Скачать статью в формате PDF

Культурные шаблоны превращаются в привычку зрения. Опыт, лишенный интерпретационной составляющей — чистый опыт — почти невозможен. Появись подобная комета в наше время, отношение к ней, а также выбор экспертов, привлеченных политическими лидерами, были бы наверняка иными.

Интерпретации реальности не могут не оказывать влияние и на саму реальность, по крайней мере, на ту ее часть, которая вовлечена в орбиту человеческой деятельности: не только кометы, но уже и наши корабли бороздят космические просторы. Впрочем, хотя мы и научились в некоторых пределах изменять реальность, но все же не можем управлять ею, ибо, ибо что бы ни говорили последователи просветленного индийского принца или сторонники модных ныне учений, у нас нет кода доступа к исходникам бытия; используя законы природы, человек не может их регулировать.

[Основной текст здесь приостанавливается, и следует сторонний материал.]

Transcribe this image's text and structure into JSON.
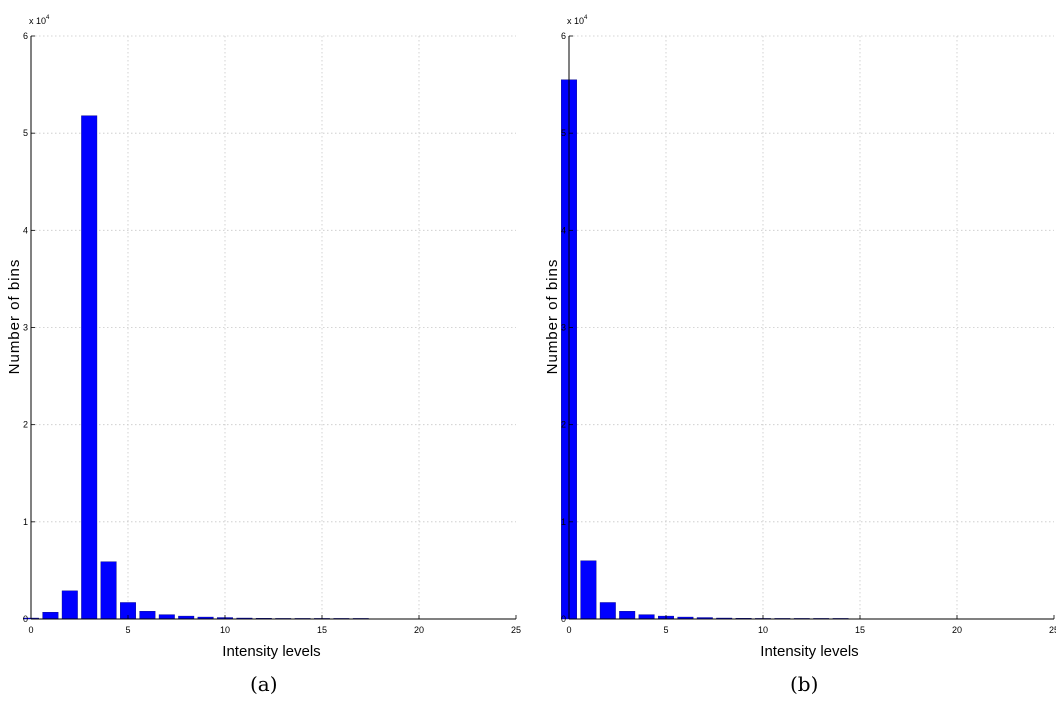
{
  "chart_data": [
    {
      "type": "bar",
      "panel_label": "(a)",
      "xlabel": "Intensity levels",
      "ylabel": "Number of bins",
      "y_exponent_label": "x 10",
      "y_exponent": "4",
      "x_ticks": [
        0,
        5,
        10,
        15,
        20,
        25
      ],
      "y_ticks": [
        0,
        1,
        2,
        3,
        4,
        5,
        6
      ],
      "xlim": [
        0,
        25
      ],
      "ylim": [
        0,
        6
      ],
      "y_unit_multiplier": 10000,
      "grid": true,
      "color": "#0000ff",
      "x": [
        0,
        1,
        2,
        3,
        4,
        5,
        6,
        7,
        8,
        9,
        10,
        11,
        12,
        13,
        14,
        15,
        16,
        17
      ],
      "values": [
        0.01,
        0.07,
        0.29,
        5.18,
        0.59,
        0.17,
        0.08,
        0.045,
        0.03,
        0.02,
        0.015,
        0.01,
        0.008,
        0.006,
        0.004,
        0.003,
        0.002,
        0.002
      ]
    },
    {
      "type": "bar",
      "panel_label": "(b)",
      "xlabel": "Intensity levels",
      "ylabel": "Number of bins",
      "y_exponent_label": "x 10",
      "y_exponent": "4",
      "x_ticks": [
        0,
        5,
        10,
        15,
        20,
        25
      ],
      "y_ticks": [
        0,
        1,
        2,
        3,
        4,
        5,
        6
      ],
      "xlim": [
        0,
        25
      ],
      "ylim": [
        0,
        6
      ],
      "y_unit_multiplier": 10000,
      "grid": true,
      "color": "#0000ff",
      "x": [
        0,
        1,
        2,
        3,
        4,
        5,
        6,
        7,
        8,
        9,
        10,
        11,
        12,
        13,
        14
      ],
      "values": [
        5.55,
        0.6,
        0.17,
        0.08,
        0.045,
        0.03,
        0.02,
        0.015,
        0.01,
        0.008,
        0.006,
        0.004,
        0.003,
        0.002,
        0.002
      ]
    }
  ]
}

Однако из того, что этого не можем сделать мы, еще не следует, что это не может сделать никто. И когда человек наблюдает нарушение протекания естественных процессов, он задумывается о существах, которые гипотетически могли бы делать то, чего не могут люди — управлять реальностью. Или наоборот — задумываясь о таких существах, он начинает искать подтверждение их способностям. Речь, конечно, не о тех, кто ушел в себя и создал свой собственный мир, а о тех, кто может невероятным образом изменять реальность этого, — о тех, кого люди называют богами.

Хорошая новость заключается в том, что связаться с богами несложно — почти в каждом населенном пункте нашей планеты есть хотя бы один офис, работники которого любезно помогут желающим сформулировать свои просьбы к небесам и пообещают доставить их по назначению. Но есть и плохая новость: никто не гарантирует результативность обращения. Я не буду поднимать болезненную тему лицензирования и аккредитации небесных представительств, равно как и не буду рассматривать вопрос о причинах конкуренции между ними — вызваны ли они проблемами на местах, или отражают соперничество их небесных руководителей. Впрочем, на деле божественная конкуренция не такая большая, как можно было бы ожидать, и на одном культурно-историческом пространстве редко серьезно соперничают более двух-трех религий. А зачастую — утверждается одна, имеющая, как правило, несколько локальных вариаций.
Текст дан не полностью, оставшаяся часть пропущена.